The third party’s credentials are mirrored into AWS Secrets Manager, Vault, Azure Key Vault, GCP Secret Manager, or another store. ESO syncs to a native Secret that the chart mounts as a file:

# values.yaml
externalSecrets:
  enabled: true
  refreshInterval: "1h"
  secretStoreRef:
    name: cluster-secret-store
    kind: ClusterSecretStore
  data:
    - secretKey: credentials
      remoteRef:
        key: vendor/aws-creds   # value: full INI blob, one string

extraVolumes:
  - name: aws-creds
    secret:
      secretName: my-release-ocync   # default ExternalSecret target
extraVolumeMounts:
  - name: aws-creds
    mountPath: /etc/aws
    readOnly: true
env:
  - name: AWS_SHARED_CREDENTIALS_FILE
    value: /etc/aws/credentials

Rotation handled upstream; audit trail in the source store; nothing plaintext in your repos.

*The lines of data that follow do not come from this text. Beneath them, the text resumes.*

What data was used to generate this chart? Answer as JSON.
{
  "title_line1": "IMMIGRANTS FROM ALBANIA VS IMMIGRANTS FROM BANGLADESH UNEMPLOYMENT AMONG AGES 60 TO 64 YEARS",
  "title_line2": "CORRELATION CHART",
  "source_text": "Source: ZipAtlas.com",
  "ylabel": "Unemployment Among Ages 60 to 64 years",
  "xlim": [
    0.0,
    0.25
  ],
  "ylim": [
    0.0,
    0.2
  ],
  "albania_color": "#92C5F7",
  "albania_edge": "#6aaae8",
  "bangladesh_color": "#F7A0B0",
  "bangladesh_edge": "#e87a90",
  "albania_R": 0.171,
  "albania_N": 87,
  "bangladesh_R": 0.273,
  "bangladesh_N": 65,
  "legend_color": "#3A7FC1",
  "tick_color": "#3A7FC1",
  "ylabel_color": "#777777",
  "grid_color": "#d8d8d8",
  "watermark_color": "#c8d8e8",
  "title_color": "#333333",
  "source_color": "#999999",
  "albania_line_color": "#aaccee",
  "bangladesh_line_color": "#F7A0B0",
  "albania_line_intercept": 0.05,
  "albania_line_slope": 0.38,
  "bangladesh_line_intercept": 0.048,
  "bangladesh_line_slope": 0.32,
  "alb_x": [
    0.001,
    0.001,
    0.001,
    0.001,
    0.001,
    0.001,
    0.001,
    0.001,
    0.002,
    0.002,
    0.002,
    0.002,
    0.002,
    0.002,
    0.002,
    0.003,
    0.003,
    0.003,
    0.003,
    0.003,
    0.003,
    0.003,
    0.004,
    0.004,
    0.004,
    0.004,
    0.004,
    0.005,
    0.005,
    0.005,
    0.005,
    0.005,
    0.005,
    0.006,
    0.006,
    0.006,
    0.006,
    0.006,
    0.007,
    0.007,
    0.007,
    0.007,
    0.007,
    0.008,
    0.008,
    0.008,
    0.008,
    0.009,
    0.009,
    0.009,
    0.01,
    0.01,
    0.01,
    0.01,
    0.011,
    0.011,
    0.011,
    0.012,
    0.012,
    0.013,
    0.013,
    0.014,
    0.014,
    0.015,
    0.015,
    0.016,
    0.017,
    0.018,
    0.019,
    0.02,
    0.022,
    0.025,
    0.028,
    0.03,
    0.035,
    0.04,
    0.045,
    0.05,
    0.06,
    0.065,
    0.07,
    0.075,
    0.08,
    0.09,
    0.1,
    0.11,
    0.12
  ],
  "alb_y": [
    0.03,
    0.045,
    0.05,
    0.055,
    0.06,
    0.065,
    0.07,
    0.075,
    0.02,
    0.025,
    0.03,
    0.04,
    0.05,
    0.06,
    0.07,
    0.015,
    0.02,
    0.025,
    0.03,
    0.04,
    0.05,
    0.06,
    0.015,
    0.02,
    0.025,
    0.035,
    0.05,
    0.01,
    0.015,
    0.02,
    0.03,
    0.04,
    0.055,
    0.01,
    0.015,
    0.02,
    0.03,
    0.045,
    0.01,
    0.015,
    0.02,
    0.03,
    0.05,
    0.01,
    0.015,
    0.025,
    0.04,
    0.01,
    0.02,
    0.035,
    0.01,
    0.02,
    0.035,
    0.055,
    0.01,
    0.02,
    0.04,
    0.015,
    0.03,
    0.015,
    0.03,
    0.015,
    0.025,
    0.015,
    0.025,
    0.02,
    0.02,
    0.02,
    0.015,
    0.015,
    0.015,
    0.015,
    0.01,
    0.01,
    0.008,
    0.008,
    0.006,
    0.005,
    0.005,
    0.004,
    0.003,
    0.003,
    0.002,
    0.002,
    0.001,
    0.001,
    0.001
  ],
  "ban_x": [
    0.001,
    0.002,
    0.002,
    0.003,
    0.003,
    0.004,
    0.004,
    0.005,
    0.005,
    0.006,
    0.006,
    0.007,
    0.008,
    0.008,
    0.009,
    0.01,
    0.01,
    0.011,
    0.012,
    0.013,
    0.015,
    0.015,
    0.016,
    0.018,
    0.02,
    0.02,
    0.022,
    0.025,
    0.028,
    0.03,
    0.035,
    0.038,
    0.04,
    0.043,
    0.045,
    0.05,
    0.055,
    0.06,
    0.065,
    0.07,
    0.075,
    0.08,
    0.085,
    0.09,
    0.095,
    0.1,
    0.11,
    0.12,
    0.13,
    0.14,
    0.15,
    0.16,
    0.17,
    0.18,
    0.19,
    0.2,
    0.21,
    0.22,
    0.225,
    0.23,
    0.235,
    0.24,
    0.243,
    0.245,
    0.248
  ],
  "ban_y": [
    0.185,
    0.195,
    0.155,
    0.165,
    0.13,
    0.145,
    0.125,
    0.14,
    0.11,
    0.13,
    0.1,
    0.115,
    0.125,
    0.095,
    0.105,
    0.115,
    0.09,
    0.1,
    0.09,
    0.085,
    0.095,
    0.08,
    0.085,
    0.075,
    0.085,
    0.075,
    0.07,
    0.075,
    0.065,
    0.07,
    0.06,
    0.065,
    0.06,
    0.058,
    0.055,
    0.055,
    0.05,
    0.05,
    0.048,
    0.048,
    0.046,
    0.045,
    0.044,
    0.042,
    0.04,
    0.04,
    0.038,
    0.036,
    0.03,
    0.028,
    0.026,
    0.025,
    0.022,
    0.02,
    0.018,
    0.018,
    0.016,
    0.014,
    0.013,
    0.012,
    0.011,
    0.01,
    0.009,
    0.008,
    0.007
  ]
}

If your secret store holds the access key and secret key as separate fields, flatten them upstream into a single INI blob value. The chart does not currently expose ESO’s target.template: for in-cluster assembly; if you have a hard requirement to keep them separate at rest, open an issue describing the constraint.

CSI Secrets Store driver (AWS shared-config)

For clusters where policy mandates the CSI driver and forbids long-lived Secret resources. Same source-of-truth as the ESO path, but the driver mounts directly from the cloud secret store:

# values.yaml
secretProviderClass:
  enabled: true
  provider: aws  # | azure | gcp | vault
  parameters:
    objects: |
      - objectName: vendor/aws-creds
        objectType: secretsmanager
        objectAlias: credentials

extraVolumes:
  - name: aws-creds
    csi:
      driver: secrets-store.csi.k8s.io
      readOnly: true
      volumeAttributes:
        secretProviderClass: ocync   # release name (matches the existing CSI section above)
extraVolumeMounts:
  - name: aws-creds
    mountPath: /etc/aws
    readOnly: true
env:
  - name: AWS_SHARED_CREDENTIALS_FILE
    value: /etc/aws/credentials

The CSI race-on-startup behavior described in the CSI Secrets Store section above applies here too: the file may not exist for the first few seconds after a brand-new pod starts.

Combining patterns

A typical mixed deployment (mirror from Docker Hub to ECR using IRSA + envFrom):

# values.yaml
config:
  registries:
    hub:
      url: docker.io
      auth_type: basic
      credentials:
        username: ${DOCKER_USERNAME}
        password: ${DOCKER_PASSWORD}
    ecr: { url: 123456789012.dkr.ecr.us-east-1.amazonaws.com }
  defaults:
    source: hub
    targets: ecr
  mappings:
    - from: library/nginx
      to: nginx

# IRSA for ECR (no Secret needed)
workloadIdentity:
  provider: aws
  aws:
    roleArn: arn:aws:iam::123456789012:role/ocync-irsa

# envFrom for Docker Hub PAT (created out-of-band or via ExternalSecrets)
envFrom:
  - secretRef:
      name: ocync-credentials

What the chart does not render

  • Native Secret resources. Encouraging secrets in values.yaml is an anti-pattern; the chart consumes Secrets but never creates them.
  • SealedSecrets templates. SealedSecrets produces a normal Secret, which is picked up by envFrom from the first pattern.
  • Vault Agent Injector annotations. Driven entirely by podAnnotations and serviceAccount.annotations; no chart-specific gating needed.